De ingestelde zendvermogens worden vastgelegd in NV-RAM.

4.7. Afregelen van de ontvangergevoeligheid

Voorbereiden

  • Verbind een RF-Generator met de antenne-ingang van de transceiver en stem deze af
    op de laagste  in gebruik zijnde frequentie (430.0 MHz).
  • Stel het uitgangsvermogen van de RF-Generator in op -60dBm.
  • Stel de RF-Generator in op FM-modulatie (1000 Hz toon, 1.5 KHz zwaai voor
    12.5 KHz raster)

1) Afregelen van de discriminator

  • Toets 10 OK (stemt de ontvanger af op laagste ijkfrequentie  (430.0 MHz)
  • Verbind een AC-Multimeter met de LSP aansluiting
  • Schakel de luidspreker in met 41 OK
  • Regel detector-spoel L303 op de RF-Printplaat af op maximaal audiosignaal
  • Schakel de luidspreker uit met 42 OK

2) Instellen van de ontvangergevoeligheid over de hele in gebruik zijnde
frequentieband (430-440 MHz)

  • a) Toets 36 OK
  • b) Handmatig: gebruik up/down om op maximale rsl-waarde af te stemmen
  • toets OK

óf

  • Automatisch:  Toets 2 x snel OK. De processor stemt nu automatisch maximaal
    af. (Duurt ca 5 seconden)
  • c) Toets RCL voor de volgende meetfrequentie (de eerstvolgende frequentie is
    1.5 MHz hoger (431.5 MHz), daarna steeds 1 MHz hoger)
  • d) Stem de RF-Generator op deze meetfrequentie af
  • e) Herhaal vanaf stap b) totdat het gewenste bandeinde bereikt is (440.5 MHz)
  • f) Toets FCN STO om de instellingen vast te leggen in NV-RAM
  • g) Sluit af met *

Noot:

Als geen RF-Generator voorhanden is kan voor een grove afregeling een portofoon welke is ingesteld op laag vermogen en is aangesloten op een dummy-load worden gebruikt. Sluit de antenne-ingang van de RD40 ook af met een dummy-load en plaats de portofoon op een dusdanige afstand dat enige ruis op het signaal hoorbaar is. Probeer de afstand tijdens alle afregelpunten gelijk te houden.

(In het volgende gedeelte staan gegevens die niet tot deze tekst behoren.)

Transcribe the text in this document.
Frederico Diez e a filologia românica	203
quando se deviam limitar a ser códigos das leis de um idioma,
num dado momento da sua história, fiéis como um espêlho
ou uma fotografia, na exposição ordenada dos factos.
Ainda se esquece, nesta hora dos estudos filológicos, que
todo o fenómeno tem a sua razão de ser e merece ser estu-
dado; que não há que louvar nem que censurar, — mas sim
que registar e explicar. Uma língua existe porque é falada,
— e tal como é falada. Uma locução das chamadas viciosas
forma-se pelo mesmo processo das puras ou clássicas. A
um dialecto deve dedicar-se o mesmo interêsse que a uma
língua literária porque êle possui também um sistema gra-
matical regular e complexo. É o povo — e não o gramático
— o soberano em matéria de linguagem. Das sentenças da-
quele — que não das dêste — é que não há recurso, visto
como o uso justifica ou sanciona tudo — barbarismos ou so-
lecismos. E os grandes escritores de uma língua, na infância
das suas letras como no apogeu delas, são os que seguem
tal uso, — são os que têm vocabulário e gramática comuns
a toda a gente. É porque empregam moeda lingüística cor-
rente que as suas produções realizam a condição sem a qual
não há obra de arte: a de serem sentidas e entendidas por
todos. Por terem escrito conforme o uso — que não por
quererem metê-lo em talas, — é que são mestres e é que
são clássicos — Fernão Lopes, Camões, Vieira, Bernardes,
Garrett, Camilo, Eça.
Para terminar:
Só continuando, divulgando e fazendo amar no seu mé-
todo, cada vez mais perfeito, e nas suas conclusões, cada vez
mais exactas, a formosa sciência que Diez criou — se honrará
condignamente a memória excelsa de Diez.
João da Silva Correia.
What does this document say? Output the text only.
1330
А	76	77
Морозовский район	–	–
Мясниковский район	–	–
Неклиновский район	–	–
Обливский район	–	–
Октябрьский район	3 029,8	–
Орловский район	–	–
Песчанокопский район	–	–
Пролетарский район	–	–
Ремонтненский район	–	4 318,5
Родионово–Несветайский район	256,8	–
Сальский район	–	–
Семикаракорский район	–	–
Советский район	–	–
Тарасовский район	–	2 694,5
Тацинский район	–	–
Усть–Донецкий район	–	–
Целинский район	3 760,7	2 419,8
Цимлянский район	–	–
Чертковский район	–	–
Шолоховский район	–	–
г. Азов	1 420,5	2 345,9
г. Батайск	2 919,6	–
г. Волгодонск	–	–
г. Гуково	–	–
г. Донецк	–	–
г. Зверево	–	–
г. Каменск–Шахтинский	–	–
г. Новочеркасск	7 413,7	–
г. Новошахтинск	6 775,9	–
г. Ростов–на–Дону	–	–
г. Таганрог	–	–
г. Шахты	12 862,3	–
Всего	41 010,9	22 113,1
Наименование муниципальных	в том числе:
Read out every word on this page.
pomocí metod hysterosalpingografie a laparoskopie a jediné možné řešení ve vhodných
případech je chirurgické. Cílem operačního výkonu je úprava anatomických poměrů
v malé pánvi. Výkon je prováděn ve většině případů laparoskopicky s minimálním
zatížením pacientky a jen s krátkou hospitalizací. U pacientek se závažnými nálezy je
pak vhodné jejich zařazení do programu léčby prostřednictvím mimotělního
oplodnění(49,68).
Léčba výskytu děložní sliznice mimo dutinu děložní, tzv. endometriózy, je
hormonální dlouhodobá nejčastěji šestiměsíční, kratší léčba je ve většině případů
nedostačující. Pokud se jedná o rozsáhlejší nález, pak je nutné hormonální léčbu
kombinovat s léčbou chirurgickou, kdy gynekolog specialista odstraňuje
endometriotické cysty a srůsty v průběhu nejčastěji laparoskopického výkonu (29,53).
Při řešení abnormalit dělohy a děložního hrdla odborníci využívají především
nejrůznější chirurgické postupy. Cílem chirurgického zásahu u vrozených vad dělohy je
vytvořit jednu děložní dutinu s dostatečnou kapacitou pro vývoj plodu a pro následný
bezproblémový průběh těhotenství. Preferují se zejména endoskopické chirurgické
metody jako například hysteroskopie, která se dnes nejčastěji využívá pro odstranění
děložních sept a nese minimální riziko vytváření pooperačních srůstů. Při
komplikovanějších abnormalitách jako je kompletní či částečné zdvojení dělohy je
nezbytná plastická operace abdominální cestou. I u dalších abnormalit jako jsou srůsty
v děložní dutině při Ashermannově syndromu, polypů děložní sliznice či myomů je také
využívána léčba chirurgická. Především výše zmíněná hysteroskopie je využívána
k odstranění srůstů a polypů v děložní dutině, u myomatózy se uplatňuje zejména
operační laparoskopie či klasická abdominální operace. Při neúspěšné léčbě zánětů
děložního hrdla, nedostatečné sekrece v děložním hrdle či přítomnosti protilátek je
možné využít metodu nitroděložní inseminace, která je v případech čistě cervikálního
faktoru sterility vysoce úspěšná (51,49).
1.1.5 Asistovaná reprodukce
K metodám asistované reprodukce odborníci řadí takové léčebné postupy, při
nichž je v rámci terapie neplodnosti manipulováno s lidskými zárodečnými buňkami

4.7a Instellen Squelch drempel- en gevoeligheid

  • instellen squelch open delay:
    31
    OK
    zet waarde op ’00’ met up/dwn toets
    FNC
    STO
    *
  • instellen squelch close delay
    32
    OK
    set value tozet waarde op ’00’ met up/dwn toets
    FNC
    STO
    *
  • instellen squelch open treshold
    33
    OK
    zet waarde op ‘121’ met up/dwn toets
    FNC
    STO
    *
  • instellen squelch close treshold
    34
    OK
    zet waarde op ‘118’ met up/dwn toets
    FNC
    STO
    *

4.8 Bijzondere instellingen 

Om de transceiver als HAM-transceiver te gebruiken op de 5 simplexkanalen zijn een aantal bijzondere instellingen noodzakelijk:

TEST 703 – MS-MODE: Moet op 000 staan om namen te programmeren!

128     64      32      16      8        4        2        1        decimal value
 7       6       5       4      3        2        1        0        bit
bit 7 - Site changing allowed when over L2
bit 6 - Test display in use
bit 5 - STF-bit not checked when receiving data
bit 4 - Alpha mode off during data message sending
bit 3 - Short code memory writing disabled <- moet 0 zijn om namen te programmeren!
bit 2 - Application login in use
bit 1 - Factory test only
bit 0 - Special character in use

TEST 759 – Zendtijd begrenzing

70
OK
1234
FCN
STO

759
OK
000
FCN
STO
*

TEST 702 – Telphone disable data

128     64      32      16      8        4        2        1        decimal value
 7       6       5       4       3        2        1        0        bit
Bit 7 - Programming of additional group call number limited
Bit 6 - executive call limited
Bit 5 - 15 sec delay in call transfer to the pager (0=no delay)
Bit 4 - group calls limited
Bit 3 - call to a public telephone network limited
Bit 2 - Alert tone selection (AC=0, MPT(ESI)=1)
Bit 1 - Registration when power switched off is in use
Bit 0 - disable write of abbreviated dialling, only calls to abbreviated numbers
 are allowed (status sending is NOT limited)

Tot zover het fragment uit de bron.